You've got it right, here's the maths.
Cpu performance wise an i5 2500k would be fine with 2x 680s however SB does not support PCI-e 3.0 and if you need PCI-e 3 you will need an IB or 2011 cpu to support it. This is important to a certain extent. Let me explain PCI-e bandwidth:
The greatest bandwidth is given by
PCI-e 3.0 x16 which delievers
16gb/s
After this the relationships are linear so:
PCI-e 3.0 x8 and
PCI-e 2.0 x16 = 8gb/s
PCI-e 3.0 x4 and
PCI-e 2.0 x8 = 4gb/s
and so on.
The latest generation of cards are not able to saturate an 8 gb/s lane but will fill a 4 gb/s lane resulting in bottlenecking. (I'm unsure about the 7990 and 690 since they are not out yet)
If you take a look at the wiki for the
1155 and
2011 sockets you will see that they have the following lanes available:
x68 = PCI-e 2 x16 (total = 8 gb/s)
z77 = PCI-e 3 x16 (total = 16 gb/s)
x79 = PCI-e 3 x40 (total = 40 gb/s)
This means that if anyone is running a single 680/79xx card then a standard z68 mobo will be fine. However if you sli/xf on a x68 then the bandwidth would drop to 4 gb/s per lane which is potentially limiting the gpus depending on the game.

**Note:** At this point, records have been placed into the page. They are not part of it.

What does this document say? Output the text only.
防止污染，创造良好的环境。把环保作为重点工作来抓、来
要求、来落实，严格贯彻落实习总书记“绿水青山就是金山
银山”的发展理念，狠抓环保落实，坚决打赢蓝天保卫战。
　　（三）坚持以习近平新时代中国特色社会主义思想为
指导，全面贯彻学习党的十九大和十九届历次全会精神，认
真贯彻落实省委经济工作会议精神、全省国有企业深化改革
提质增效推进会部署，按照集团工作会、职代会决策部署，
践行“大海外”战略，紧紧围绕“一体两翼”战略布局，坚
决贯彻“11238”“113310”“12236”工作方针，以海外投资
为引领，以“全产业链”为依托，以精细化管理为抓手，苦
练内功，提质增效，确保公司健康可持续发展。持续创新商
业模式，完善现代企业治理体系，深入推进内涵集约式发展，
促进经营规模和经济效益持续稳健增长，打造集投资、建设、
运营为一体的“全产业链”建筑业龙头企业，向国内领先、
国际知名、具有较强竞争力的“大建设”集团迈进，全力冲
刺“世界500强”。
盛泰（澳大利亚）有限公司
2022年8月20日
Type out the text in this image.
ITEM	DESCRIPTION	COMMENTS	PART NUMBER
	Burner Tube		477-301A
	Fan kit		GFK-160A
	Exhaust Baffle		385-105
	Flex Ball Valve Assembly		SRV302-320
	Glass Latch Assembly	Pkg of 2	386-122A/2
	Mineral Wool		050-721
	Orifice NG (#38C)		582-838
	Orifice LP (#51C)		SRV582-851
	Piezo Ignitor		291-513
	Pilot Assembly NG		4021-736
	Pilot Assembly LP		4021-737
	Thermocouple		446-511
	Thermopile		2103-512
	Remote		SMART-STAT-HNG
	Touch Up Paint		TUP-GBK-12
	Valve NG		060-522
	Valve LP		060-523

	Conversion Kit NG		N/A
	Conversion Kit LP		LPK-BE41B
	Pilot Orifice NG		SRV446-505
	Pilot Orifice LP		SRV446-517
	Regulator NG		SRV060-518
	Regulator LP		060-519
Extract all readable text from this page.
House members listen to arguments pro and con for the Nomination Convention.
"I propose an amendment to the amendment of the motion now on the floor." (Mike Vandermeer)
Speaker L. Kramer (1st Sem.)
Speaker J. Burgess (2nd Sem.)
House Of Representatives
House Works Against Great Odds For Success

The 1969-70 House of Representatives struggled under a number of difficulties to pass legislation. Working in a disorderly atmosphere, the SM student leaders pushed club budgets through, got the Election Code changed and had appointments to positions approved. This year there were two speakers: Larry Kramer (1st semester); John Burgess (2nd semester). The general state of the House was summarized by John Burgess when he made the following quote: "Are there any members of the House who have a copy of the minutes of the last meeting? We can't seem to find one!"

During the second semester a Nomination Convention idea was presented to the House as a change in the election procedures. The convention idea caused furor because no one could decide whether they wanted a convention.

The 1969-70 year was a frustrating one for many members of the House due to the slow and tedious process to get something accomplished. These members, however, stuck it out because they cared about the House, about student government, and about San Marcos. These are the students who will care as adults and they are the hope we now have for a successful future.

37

A z77 board with a IB processor supports PCI-e 3.0 so it's basically two z68s so you can run 2 x8 lanes each feeding 8 gb/s to 2x gpus.
An x79 is therefore only necessary if you are running more than 2 gpus and it will
theorectically handle 5 gpus in sli/xf providing plenty of 8gb/s slots.
So there you have it, if you are running the latest gen gpus:
x68/i5 SB for single gpu.
z77/i5 IB for dual gpus.
x79/lga2011 for more than 2 gpus.
More info here
As for quad channel memory - well that allows you to put more RAM on the mobo, simple as that. Gamers only need 8gb though which all these support. RAM speed is irrelevent to gaming as well.